The changes in property valuations following the revaluations are not under council's control.

"The majority of value increases has stemmed from pressure on land with Nelson's geography making it difficult to develop land at scale," QV Nelson/Marlborough manager Craig Russell said.

The updated valuations were posted to property owners who had a right to object before 10 March 2022, but many accommodation businesses lease their land.

Thirty-four per cent of Nelson's 1462 commercial ratepayers saw increases greater than the 5.4 per cent average while 11.3 per cent had an increase of less than the average. A total of 54.7 per cent of commercial ratepayers saw their rates decrease.

Under the rating legislation, it is not possible to have a uniform rates increase across the district.

Council has only gained an extra 5.4 per cent income from the rates increase, which is under inflation. The revaluations have only changed the proportion of council's income paid by each ratepayer.

However, motels tend to occupy larger lots which means a greater than average increase in land value and therefore greater rates increases.

"We feel blindsided, we feel like the council has hit us hard," said Stacie Warren from Century Park Motor Lodge. She expected a 5.4 per cent increase instead of the 37.1 per cent one she got.

"I don't know where the money's meant to come from when you're talking just small mum-and-dad businesses. We're not big corporations."

Warren added that paying the higher rates is even more difficult given new measures enacted by central government such as the Matariki public holiday, wage increases, and the doubling of sick leave days which all have an impact on business revenue.

"I don't think council or government understand the accommodation sector," her husband Rick Warren said. "We have an imbalance because room rates haven't gone up to the extreme."

Dean Brunell from Chelsea Park Motor Lodge saw his business get a rates rise from almost $10,600 to just over $14,500 a year, an increase of 37.25 per cent.

He thinks more needs to be done for Nelson's accommodation businesses.

"Nelson has a really high-end product for accommodation, and it's not looked after by the council," he said. "I think they just need to get in behind business owners a bit better."
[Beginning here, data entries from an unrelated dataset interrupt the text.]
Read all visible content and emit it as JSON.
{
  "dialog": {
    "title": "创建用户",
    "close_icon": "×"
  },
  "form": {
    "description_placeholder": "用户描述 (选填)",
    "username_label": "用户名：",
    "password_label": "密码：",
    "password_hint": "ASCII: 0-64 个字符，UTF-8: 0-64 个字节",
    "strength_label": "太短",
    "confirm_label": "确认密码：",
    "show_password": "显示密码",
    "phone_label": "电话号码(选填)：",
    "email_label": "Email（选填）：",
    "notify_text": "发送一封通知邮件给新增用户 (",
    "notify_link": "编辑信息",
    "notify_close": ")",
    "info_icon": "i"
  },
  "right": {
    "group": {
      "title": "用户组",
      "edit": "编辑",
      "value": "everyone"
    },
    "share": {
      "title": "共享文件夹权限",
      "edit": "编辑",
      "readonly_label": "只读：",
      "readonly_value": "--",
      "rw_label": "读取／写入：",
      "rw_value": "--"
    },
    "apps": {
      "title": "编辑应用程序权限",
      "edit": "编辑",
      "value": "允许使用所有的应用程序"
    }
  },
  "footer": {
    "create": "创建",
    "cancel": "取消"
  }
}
"Council recognises the disruption caused by Covid-19 has impacted many Nelson businesses, especially those in the hospitality and accommodation sectors," Nelson City Council group manager corporate services, Nikki Harrison said.

She said a range of measures have been employed by council to assist local businesses over the past few years including a zero per cent rates increase for the 2020/2021 financial year, as well as the temporary suspension of parking fees in the city centre and a three-month rent holiday for council tenants.
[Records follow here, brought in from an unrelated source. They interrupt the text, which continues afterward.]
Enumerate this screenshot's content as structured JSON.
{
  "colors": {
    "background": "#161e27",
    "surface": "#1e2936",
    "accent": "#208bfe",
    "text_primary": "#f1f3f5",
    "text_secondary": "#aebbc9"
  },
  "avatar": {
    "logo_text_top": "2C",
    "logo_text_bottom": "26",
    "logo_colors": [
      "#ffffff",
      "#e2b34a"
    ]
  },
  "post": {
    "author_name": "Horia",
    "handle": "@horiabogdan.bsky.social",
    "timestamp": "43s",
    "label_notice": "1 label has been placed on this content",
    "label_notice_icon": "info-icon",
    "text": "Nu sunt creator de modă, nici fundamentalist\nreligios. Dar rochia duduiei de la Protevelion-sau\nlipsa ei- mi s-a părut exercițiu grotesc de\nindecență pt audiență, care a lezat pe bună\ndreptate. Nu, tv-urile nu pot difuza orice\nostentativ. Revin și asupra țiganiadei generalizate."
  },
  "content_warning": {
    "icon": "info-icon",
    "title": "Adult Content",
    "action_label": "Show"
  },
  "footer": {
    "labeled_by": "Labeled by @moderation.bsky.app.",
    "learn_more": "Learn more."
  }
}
"Between 2020 and 2022, Nelson City Council also offered over $100,000 in rent relief for outdoor dining, street stallholders and concession holders," she added.

Nelson has maintained a commercial rating differential that is higher than the residential rates for some time.

"This recognises the additional level of service provided to support the city's commercial ratepayers," Harrison said.

Some examples of that extra service are inner-city enhancement of public spaces, events, subsidised public parking, funding for Uniquely Nelson, and additional services such as public rubbish bin collection and economic development funding.

However, it was accepted by council that businesses paid too great a proportion of the city's rates and so the commercial differential, through the Long Term Plan, is being reduced by 0.5 per cent a year for the first three years of the Plan starting in 2021.

But these measures have had little impact on the city's moteliers who are wondering how they will pay for their rates.

David Hale from the Arrow Motel saw a rates increase of 24.7 per cent.

"Where's that money coming from?" he asked. "We can only put a certain rate out on the market… so it's coming straight out of our pockets."

Tudor Lodge's Jones agreed and said that raising the price of rooms would be "ridiculous" as that would dissuade travellers from visiting Nelson.

Nelson City Council will consider its rating policy in its next Long Term Plan which is scheduled for development next year with a view for adoption in 2024.